You Admit You Might Be a Dumb Company. How do you avoid the fork in the road that leads to the Graveyard? Part 1

Good for you! Admitting you might be a dumb company is the most important thing to do on the yellow brick road to enlightenment.

So what do you do next? In short you:

  1. start by admitting to every mistake you are making and do something about it,
  2. look for opportunities to improve that are logical next steps, and
  3. never, ever forget the timeless basics.

Today, we’ll start with describing what you do when you identify, and admit to, one of the first five mistakes we chronicled in our re-introduction to our “dumb company” series and want to do something better. Next week, we’ll tackle the remainder of the mistakes before we move on to our eight-part series (each of which is worth much more than a piece of eight) on avoiding the graveyard if you are a dead company walking. After that, we’ll provide even more advice if you just want to be a smart company in two two-part series! In other words, SI has a lot of great helpful content lined up for you if you are a vendor that wants to successfully sail the choppy seas ahead (and not end up as another wreck on the ocean floor).

1) No More Perks

Unless you’re going crazy on perks, just leave them alone.

If a few are a bit crazy, reign them in to reasonable levels.

If they still eat up too much of your budget, find something else to cut. Start with the deadweight (and begin your search in the [micro] management suite). A useless or salary or two will go a long way to maintaining morale (and if you cut deadweight, morale will even lift).

2) No More Tech/SaaS

First, do a process time audit and figure out where your people are spending too much time on tasks that can be semi-automated to a significant extent.

Then, identify the appropriate solution to the problem and a set of potential SaaS tools to fill that solution affordably.

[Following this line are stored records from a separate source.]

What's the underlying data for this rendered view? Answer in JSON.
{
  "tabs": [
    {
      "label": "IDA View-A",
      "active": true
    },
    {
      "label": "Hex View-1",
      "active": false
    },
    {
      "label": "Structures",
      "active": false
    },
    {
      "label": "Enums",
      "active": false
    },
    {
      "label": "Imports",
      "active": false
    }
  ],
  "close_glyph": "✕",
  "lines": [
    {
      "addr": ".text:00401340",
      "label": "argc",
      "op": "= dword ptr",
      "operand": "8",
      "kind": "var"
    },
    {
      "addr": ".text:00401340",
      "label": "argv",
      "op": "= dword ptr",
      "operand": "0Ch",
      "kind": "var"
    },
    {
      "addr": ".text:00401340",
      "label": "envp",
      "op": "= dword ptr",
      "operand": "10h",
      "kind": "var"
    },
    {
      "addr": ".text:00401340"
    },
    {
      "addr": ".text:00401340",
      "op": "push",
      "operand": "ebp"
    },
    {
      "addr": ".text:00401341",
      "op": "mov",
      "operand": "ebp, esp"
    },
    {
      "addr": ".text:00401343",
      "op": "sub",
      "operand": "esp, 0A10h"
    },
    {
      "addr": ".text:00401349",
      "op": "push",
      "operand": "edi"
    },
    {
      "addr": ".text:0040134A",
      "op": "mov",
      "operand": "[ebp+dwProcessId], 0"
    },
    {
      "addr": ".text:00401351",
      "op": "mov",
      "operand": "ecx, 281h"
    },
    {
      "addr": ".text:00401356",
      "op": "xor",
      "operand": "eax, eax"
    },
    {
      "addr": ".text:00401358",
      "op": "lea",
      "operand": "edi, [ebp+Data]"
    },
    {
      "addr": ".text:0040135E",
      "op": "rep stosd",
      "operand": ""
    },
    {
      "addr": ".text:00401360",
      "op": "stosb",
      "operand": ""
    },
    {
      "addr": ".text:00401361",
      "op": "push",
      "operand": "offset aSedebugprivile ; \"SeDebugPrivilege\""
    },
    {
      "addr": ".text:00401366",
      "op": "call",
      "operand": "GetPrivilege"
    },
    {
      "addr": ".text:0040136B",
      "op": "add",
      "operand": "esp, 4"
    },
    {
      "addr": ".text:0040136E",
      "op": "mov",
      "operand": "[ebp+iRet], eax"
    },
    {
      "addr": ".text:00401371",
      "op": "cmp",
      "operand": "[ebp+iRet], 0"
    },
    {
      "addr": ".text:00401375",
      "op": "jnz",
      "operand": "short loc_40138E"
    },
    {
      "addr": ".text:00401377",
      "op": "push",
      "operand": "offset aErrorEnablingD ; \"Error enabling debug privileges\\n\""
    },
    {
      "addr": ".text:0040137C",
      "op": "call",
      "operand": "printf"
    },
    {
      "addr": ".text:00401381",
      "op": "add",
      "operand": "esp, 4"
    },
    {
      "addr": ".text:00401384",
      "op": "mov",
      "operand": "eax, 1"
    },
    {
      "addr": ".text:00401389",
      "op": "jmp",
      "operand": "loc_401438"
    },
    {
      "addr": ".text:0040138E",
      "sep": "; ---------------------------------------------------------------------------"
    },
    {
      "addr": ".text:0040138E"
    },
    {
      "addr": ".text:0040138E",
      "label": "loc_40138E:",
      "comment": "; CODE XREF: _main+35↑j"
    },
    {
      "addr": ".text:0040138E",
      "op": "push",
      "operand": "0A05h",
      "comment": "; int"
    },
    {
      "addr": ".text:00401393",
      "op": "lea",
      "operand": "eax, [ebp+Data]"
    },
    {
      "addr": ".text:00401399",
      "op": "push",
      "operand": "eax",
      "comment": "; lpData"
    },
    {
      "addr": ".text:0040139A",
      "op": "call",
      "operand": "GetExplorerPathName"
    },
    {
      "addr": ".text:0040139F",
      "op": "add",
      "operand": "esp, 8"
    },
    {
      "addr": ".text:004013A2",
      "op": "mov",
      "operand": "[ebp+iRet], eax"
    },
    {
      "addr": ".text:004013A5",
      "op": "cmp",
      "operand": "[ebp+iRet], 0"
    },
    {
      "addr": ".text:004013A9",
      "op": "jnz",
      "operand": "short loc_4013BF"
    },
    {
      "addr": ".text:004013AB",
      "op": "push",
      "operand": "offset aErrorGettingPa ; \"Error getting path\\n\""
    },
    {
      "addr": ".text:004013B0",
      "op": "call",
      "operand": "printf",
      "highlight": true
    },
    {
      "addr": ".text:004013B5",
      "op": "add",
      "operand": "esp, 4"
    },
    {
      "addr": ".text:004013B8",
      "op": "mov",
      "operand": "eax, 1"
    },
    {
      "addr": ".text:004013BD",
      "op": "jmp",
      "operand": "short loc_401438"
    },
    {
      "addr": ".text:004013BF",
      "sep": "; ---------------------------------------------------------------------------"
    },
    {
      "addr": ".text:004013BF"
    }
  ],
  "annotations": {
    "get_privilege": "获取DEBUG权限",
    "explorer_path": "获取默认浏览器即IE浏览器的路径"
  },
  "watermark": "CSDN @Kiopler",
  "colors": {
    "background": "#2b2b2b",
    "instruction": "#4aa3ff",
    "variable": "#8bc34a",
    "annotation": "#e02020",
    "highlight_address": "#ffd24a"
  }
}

Then, Get SaaSy and do a SaaS audit, find the 33%+ overspend, cut it, and use that savings to get the SaaS your organization needs to be more productive and receive a return of at least $3 for every $1 spend on SaaS.

Finally, if your cloud costs are significant, Be Cloud Aware and do a cloud audit, tracking down what applications, or parts of your application, are chewing up the most CPU time. Then reign that in. Ongoing cloud costs add up faster than you realize!

3) NPD Can Wait (Sell What We Have)

Maybe heaven can wait, but hell waits for no man, and neither do the competition you don’t yet know about. No matter how good, or how bad, times are, your product must ALWAYS be improving. The minute you stop, the sales will stop as the customers will peg you as a dead company walking if you are not actively developing your product.

Segment all features into must, should and nice to have from a target customer perspective and make sure you are constantly working on the “must have” features, getting a decent number of the “should have” features that aren’t too time consuming to add into the plan, and prioritize any “nice to haves” that can swing a deal in your favour. If you have to slow down a bit because you can’t expand the team, that’s fine, just as long as you don’t stop.

Remember to keep dependencies in mind and structure development so that dependencies are always done first, to minimize release cycles.

4) No More Travel

Before you approve travel,

  1. first do an audit of all travel reasons the company has seen. Then,
  2. identify the direct and indirect ROI on past travel. Finally,
    • determine where in a marketing cycle travel actually results in actual, qualified leads
    • determine where in a sales cycle travel actually results in a selection or sale
    • determine which conferences/workshops/training events helped product management or developers

Then deny all travel that does not fall into one of those buckets.

Next, for travel that does, look at the cost vs. the projected return and how it compares to the most successful travel of the past. If a conference only results in 10 real leads, and it will cost 100K, but there’s another conference likely to result in 5 real leads that will only cost 25K, deny the first request and approve the second.

If $$$’s are tight, then restrict all travel to

  • small, focussed, cost-effective events that will generate actual leads or customer insights
  • on-sites likely to close the deal
  • low cost workshops where your product managers / developers will definitely improve their skills

5) Cut 10% Across the Board

Do a full budget review (keeping the dumb mistakes in mind) and cut the unnecessary expenses. They are MUCH higher than you think (because, when times are good, or you raise too much money, you don’t watch the small stuff and your unnecessary tail spend is just as bad as your clients).

Then, do a performance analysis (and blind peer review) of the teams across the department, especially the management teams, and cut the real deadweight.

Chances are, done right, there’s more than 10% that can be safely cut with no impact (whereas 10% across the board will damage morale to the point that the best talent might leave at a time they are the most critical).